In my work as a school counselor, I am one to draw out the feelings of others, or help students analyze situations, to "deal with" them. I have a student that I see on a semi-regular basis and she challenged me with a question that I've been pondering myself.
"If I have to feel the feelings to move through them...how do I do that? What does it look like?"

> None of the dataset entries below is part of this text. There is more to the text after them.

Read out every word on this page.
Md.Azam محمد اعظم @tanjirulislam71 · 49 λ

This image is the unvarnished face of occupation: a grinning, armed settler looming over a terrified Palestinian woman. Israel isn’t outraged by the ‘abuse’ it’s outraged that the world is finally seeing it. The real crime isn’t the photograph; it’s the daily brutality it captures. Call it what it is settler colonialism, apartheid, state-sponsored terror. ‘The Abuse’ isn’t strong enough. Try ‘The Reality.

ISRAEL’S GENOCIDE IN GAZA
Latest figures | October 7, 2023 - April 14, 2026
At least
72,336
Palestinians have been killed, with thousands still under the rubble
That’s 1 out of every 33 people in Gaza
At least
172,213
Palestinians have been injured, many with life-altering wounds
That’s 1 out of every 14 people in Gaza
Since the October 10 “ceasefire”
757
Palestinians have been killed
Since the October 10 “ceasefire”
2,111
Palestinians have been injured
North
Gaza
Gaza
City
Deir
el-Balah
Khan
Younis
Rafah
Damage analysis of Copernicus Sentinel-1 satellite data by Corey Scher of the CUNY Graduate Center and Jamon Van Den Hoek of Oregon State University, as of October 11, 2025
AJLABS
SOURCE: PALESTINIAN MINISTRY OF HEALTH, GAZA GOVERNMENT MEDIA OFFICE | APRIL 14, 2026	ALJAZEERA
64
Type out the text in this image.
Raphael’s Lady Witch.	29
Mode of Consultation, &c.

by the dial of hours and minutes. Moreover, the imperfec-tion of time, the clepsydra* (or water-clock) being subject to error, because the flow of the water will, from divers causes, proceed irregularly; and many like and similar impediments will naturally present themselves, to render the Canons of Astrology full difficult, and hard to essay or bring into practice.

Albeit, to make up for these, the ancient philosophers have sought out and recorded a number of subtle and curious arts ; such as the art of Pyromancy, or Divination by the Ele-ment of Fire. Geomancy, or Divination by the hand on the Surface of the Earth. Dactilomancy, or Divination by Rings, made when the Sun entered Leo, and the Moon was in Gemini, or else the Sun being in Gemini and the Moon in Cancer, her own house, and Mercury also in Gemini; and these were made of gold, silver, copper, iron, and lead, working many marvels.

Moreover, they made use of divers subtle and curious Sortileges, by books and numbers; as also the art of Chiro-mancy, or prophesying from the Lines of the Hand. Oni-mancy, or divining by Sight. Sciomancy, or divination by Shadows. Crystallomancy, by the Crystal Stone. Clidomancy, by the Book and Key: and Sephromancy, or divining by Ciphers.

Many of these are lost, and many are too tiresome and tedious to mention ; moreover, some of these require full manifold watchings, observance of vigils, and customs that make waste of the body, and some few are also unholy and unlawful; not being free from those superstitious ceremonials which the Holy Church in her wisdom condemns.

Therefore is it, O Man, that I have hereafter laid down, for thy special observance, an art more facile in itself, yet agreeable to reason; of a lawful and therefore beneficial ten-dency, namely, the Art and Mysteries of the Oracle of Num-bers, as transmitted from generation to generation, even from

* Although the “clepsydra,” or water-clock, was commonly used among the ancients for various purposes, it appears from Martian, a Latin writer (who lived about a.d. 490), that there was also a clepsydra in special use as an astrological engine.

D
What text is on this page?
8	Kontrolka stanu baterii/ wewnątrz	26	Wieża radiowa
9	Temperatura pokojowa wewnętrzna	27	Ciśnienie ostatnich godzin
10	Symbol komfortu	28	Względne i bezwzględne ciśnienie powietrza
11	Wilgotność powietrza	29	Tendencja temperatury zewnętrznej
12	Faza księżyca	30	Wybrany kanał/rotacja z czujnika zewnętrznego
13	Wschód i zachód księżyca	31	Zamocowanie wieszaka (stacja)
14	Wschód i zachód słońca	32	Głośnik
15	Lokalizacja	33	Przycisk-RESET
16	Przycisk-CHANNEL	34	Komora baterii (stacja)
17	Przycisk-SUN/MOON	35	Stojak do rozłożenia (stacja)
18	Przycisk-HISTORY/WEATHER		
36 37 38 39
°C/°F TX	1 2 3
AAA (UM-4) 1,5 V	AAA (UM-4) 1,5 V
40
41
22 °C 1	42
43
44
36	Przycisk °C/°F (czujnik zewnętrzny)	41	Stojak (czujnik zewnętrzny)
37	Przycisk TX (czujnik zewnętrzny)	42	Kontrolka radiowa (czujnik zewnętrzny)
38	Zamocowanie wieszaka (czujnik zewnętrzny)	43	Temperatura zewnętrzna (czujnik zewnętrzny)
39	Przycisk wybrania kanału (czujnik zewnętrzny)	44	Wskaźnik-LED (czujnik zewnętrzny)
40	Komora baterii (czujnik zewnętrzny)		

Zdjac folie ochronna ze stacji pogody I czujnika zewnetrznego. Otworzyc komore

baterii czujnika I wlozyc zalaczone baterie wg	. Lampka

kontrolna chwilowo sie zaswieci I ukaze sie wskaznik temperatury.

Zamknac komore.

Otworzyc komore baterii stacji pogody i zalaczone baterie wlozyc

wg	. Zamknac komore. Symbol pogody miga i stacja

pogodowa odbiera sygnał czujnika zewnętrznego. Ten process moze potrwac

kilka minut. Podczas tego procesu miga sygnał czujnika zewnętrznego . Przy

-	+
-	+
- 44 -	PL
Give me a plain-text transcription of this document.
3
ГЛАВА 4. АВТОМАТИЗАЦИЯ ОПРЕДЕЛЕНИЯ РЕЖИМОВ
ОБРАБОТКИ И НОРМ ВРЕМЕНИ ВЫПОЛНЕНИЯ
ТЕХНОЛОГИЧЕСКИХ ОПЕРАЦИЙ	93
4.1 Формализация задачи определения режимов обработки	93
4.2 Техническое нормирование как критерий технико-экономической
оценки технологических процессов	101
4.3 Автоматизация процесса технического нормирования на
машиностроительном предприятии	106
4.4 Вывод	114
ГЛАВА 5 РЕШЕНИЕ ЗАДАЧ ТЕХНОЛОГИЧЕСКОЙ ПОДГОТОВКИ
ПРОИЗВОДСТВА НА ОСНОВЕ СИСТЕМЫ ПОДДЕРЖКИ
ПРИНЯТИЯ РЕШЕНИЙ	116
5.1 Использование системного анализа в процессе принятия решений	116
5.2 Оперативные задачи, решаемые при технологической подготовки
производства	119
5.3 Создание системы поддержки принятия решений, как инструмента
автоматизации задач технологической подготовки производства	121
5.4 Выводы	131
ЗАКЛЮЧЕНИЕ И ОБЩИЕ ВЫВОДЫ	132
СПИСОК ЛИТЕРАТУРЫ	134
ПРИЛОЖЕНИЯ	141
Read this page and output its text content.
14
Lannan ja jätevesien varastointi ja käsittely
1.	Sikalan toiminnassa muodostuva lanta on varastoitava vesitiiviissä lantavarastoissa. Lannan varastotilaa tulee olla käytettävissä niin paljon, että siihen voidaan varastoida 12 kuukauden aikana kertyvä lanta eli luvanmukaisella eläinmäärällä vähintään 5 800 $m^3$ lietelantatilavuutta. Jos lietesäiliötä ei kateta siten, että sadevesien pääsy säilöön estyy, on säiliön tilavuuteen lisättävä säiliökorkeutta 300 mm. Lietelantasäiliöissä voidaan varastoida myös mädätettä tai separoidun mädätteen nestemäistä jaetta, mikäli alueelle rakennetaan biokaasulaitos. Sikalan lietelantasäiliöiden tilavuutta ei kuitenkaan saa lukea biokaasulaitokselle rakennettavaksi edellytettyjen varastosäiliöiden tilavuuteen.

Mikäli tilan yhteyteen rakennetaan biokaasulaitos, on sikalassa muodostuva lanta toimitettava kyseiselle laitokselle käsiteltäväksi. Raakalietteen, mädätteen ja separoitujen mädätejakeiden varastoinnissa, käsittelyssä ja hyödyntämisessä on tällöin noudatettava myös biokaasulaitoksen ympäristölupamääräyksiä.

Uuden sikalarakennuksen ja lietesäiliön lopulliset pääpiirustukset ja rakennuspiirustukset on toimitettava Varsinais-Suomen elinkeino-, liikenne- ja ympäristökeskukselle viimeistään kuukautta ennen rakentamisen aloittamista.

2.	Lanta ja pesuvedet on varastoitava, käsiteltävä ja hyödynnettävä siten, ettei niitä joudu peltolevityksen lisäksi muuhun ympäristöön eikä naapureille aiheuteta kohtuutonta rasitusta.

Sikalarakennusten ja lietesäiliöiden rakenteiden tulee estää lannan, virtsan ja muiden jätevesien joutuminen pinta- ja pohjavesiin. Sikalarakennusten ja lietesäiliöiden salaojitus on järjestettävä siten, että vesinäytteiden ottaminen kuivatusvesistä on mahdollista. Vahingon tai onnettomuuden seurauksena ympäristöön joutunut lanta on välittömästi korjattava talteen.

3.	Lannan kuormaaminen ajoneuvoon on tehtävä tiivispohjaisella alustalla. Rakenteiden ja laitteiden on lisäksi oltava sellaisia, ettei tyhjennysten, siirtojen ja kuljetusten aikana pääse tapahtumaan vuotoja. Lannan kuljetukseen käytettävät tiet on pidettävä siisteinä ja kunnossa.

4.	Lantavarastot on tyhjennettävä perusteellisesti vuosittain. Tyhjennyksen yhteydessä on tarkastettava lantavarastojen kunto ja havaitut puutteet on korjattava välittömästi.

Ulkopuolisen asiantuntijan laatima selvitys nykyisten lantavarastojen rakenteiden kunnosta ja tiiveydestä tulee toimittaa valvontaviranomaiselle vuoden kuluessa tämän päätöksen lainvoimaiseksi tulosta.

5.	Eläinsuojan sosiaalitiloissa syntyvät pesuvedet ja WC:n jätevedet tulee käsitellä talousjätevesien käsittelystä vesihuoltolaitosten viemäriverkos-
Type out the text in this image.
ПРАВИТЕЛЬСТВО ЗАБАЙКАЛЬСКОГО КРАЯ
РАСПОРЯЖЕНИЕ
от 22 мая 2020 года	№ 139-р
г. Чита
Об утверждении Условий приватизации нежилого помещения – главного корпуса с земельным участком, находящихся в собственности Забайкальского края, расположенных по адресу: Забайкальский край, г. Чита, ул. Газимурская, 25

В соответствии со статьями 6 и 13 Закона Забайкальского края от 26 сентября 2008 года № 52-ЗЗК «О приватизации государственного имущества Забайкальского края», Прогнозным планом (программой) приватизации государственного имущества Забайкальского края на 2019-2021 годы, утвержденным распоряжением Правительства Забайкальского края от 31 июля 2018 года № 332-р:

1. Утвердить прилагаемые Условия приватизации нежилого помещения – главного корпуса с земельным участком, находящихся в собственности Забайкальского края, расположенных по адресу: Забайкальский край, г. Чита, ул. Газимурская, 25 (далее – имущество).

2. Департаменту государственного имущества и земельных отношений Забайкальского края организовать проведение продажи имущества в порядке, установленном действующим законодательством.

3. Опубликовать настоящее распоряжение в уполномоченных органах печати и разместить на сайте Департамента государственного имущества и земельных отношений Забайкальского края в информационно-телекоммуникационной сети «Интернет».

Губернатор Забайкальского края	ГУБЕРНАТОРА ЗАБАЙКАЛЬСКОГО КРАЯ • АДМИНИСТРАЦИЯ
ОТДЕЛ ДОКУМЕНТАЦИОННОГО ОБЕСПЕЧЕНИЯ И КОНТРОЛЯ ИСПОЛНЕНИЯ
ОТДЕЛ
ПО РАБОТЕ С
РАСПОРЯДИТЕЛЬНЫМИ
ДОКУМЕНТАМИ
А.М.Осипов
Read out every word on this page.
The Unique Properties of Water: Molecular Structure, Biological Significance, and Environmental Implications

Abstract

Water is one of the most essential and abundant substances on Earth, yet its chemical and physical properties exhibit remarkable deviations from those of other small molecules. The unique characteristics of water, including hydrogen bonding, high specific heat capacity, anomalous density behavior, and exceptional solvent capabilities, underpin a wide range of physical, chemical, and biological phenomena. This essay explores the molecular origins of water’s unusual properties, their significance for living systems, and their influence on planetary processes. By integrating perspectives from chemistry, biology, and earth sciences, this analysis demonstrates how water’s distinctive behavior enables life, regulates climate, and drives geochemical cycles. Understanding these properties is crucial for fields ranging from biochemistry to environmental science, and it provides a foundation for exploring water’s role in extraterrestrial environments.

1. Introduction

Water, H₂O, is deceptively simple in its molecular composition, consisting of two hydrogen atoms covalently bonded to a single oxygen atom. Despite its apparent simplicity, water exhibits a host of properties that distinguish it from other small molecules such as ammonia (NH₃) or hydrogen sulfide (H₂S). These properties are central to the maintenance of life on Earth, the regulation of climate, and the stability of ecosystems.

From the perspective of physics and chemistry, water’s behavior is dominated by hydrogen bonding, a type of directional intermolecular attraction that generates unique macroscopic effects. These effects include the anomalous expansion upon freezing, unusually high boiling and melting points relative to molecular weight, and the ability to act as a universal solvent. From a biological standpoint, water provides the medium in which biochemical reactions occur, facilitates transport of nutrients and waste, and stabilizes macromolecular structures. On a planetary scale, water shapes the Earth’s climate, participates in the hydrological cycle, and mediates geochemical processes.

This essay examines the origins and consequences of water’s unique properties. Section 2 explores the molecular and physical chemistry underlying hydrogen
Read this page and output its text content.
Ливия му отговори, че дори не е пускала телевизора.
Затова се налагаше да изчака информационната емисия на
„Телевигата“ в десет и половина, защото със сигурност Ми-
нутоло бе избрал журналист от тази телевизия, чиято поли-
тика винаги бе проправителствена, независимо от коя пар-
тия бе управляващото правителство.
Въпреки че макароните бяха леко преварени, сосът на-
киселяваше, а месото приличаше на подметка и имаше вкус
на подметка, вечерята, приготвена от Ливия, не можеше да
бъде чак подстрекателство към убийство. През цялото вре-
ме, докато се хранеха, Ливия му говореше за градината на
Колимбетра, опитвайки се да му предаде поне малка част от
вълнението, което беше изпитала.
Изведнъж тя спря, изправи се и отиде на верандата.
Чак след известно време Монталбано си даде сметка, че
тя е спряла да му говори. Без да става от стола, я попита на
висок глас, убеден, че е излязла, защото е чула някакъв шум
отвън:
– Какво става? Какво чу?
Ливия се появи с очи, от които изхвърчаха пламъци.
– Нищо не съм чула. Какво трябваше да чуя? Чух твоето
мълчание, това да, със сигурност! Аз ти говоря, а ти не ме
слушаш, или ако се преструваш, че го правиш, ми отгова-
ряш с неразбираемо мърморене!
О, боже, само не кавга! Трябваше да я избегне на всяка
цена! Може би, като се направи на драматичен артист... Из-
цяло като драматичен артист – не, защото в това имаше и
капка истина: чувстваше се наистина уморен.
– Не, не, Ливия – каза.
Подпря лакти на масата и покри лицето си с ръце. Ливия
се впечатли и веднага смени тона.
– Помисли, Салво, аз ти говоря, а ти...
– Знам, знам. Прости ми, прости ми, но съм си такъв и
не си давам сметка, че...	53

As I said, "That'a great question" and stalled...I realized that we are all really good at stuffing our feelings down and putting them off. I am just as good at it as others. Then when we talk about how we need to sit in our feelings to move through them...we wonder how on earth that is feasible. AND why would we want to do that? Why would I want to do that??? If we are hurting, or angry, or frustrated, or mad, or sad...those don't feel good. Those are the feelings we shove down. It is easy to feel all the feelings when they are joy-filled, happy, peaceful, exciting, or loving. As a society we show all of those and people share in the emotions with us. But what happens when we hit a wall and are feeling those yucky feelings? We close off because the world doesn't always want us to express them, to be honest about them, to sit in those states because it might "bring someone else down" or not fit into the timeline that we think they should. Even in examples like losing someone we love...life moves on. People move on, but not everyone moves at the same speed. Some of us get stuck and don't know how to "move through" the feelings.
Society tends to say through well-meaning friends:
*Cheer up. *It will get better. *You have to move on.
*You can't change it so get over it. *Don't be sad. *You need to let it go.
Like I said., all well intentioned messages and not meant to hurt in any way...but they aren't helping. We aren't teaching people HOW to move through emotions. How to feel them and not just feel them but to sit in them, experience them, analyze them, ponder what they mean, and dig in to HEAL from them.
Even with my training. I feel so challenged by this in my own life. I help others do this and know it is valuable. Yet, personally, I don't want to take the time, or I don't have the time. Or the time that I do have, I don't want to be sitting in the hurt or the "negative" emotions. I want to be enjoying life, relaxing, laughing, resting. Feeling the feelings is hard work. Hard. Hard. Work. It is hard work that I help people do nearly every day...and yet still struggle to do myself. Would it be any easier if society shifted it's narrative and was more accepting of all of those feelings, if we didn't hide it from others? Perhaps. I honestly don't know. It will be hard either way because there isn't a way to go around the feelings. They always catch up, don't they?
I don't have a cozy, cute way to end this because it's honestly all still swimming aorund in my brain. I don't have the answers. But I know that I will continue the conversation and I will continue to help people feel the feelings...and maybe someday I'll get to my own (smile).
Feelings aren't bad. Maybe we just need permission to feel all the feelings? For what it is worth...I give you permission. Sit in them. Feel them. Let the tears fall. The praises ring. The laughter echo. All of it. Feel them. In them there is healing.